Ben put the receiver down and walked back to Pamela.
“Have they told the prime minister? Will they take steps?” she asked him.
“I’m not sure.” Ben sighed. “I don’t know what else to do.”
She touched his arm. “You’ve done your part. You were the one who worked out the plot against him.”
“But all of that is no use if he gets shot anyway, is it? Bloody fools. So damned complacent. What else can I do? Telephone Biggin Hill, I suppose, and go there ourselves as quickly as possible. With any luck we’ll get there before it’s too late.”
Phoebe awoke early, feeling excited and restless. It wasn’t just the garden party and her mother’s anxiety that all would go smoothly. Something else was going on. Why had Ben and Pamela left in a hurry on a motorbike right when Margot came home? She felt sorry for Pamela’s friend, brought here and then abandoned while they went off without her. And then there was the telephone call she had overheard the night before. Someone in Pah’s study making a phone call late at night. A woman’s voice, but Phoebe couldn’t hear what was being said through the thick wood of the door. Then Soames had come past, and she’d had to go up to bed. A morning ride, that’s what she needed.
She put on her jodhpurs and riding boots, grabbed her crash cap, and went down to the stables. Old Jackson was already up and about. Phoebe paused and stared up at Miss Gumble’s window. Was she already awake? Would she report that Phoebe had gone out riding without permission?
“Saddle up Snowball, please, Jackson,” Phoebe said.
“Is the master all right with you taking her out alone?” he asked.
“I’ll be good and not gallop and not jump over logs,” she said. “But she hasn’t been exercised enough lately, and she’s getting fat.”
“That’s true enough,” he agreed. “Do you want me to come with you?”
“No, you’ll make me walk too slowly,” she said.
He grinned. “Well, I don’t suppose any harm will come to you.

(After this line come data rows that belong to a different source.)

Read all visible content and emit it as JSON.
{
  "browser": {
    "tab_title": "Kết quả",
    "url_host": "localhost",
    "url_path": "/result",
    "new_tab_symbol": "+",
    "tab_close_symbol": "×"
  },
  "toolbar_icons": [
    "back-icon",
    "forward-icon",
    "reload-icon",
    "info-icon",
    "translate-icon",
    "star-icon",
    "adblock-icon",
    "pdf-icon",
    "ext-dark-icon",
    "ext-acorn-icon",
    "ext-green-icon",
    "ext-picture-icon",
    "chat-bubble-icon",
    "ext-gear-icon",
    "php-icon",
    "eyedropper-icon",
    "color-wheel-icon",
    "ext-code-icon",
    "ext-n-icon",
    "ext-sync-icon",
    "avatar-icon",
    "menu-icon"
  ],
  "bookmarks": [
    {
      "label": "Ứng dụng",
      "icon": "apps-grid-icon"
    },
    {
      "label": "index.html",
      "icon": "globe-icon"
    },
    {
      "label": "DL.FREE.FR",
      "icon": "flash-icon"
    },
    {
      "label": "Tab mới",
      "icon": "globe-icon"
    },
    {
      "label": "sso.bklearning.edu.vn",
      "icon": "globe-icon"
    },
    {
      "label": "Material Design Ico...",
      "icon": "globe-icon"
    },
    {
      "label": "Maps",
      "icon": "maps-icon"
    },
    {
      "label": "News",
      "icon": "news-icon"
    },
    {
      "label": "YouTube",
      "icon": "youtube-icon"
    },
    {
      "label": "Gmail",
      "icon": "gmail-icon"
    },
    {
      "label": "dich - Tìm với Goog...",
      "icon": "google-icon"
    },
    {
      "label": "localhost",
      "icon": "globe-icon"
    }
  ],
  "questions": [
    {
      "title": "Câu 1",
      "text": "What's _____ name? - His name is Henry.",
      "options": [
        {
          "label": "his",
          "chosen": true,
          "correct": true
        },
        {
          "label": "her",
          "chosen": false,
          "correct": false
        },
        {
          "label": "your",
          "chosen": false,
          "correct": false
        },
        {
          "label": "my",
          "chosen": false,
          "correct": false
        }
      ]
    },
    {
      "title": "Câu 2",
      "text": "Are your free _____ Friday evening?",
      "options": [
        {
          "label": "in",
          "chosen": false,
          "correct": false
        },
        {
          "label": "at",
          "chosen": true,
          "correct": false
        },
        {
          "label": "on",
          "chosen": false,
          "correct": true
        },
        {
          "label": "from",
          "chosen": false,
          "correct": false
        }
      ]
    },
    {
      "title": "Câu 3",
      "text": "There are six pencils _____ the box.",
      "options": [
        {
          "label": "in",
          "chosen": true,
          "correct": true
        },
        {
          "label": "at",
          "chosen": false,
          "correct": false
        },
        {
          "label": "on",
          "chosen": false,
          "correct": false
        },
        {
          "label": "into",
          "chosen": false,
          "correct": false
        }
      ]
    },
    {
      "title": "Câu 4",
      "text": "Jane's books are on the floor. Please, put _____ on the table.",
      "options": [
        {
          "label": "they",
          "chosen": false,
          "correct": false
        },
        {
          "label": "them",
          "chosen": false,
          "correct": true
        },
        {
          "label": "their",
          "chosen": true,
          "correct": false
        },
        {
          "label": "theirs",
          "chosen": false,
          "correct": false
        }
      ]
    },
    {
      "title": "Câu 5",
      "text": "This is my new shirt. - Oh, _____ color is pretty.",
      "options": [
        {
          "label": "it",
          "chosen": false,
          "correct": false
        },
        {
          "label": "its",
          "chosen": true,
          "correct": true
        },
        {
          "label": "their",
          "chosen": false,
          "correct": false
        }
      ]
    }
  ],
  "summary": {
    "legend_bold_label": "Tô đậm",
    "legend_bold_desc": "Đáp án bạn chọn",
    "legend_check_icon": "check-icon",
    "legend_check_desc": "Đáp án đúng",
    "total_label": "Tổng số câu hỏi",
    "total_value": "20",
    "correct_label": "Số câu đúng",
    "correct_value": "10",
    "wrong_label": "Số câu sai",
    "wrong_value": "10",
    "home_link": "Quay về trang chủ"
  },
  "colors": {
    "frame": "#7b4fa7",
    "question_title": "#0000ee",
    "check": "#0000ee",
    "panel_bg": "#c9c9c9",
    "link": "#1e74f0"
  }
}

You’re a grand little rider, I’ll say that for you. A credit to your family.”
Phoebe beamed and glanced up at Miss Gumble’s window again.
“You don’t need to worry about her,” Jackson said. “She went out hours ago. Off on one of them bird-watching expeditions with her binoculars round her neck.”
Phoebe mounted her pony, and they set off. Once out of sight of the house, she urged Snowball into a canter, enjoying the feel of the early-morning breeze in her face. She hoped she might meet Alfie in the fields, but there was no sign of him. She directed Snowball closer to the woods and the gamekeeper’s lodge, but again saw nothing. She was on a bridle path through a stand of trees when she heard the sound of a motor vehicle driving up the track beyond a thick stand of rhododendron bushes. It didn’t sound like a big army lorry, and she tried to get a glimpse of it, but the shrubbery was too thick. She heard the motor stop. Then she heard a voice.
“You got my message, then?”
It was low, hardly more than a whisper, but clearly a woman’s.
“What’s wrong?” This time a man’s voice.
“I can’t go through with it.”
“You have to. It’s all planned. You can’t back out now.”
“But I can’t do it.”
“You have to. Obviously, I can’t do it now, so it’s up to you. You agreed.”
“Please don’t ask me to do this.”
“You know the consequences if you don’t see it through.”
Phoebe thought she heard a sob. The voice dropped to a mutter. Phoebe wanted to urge the horse forward but was scared that the chinking of the bit would give her away.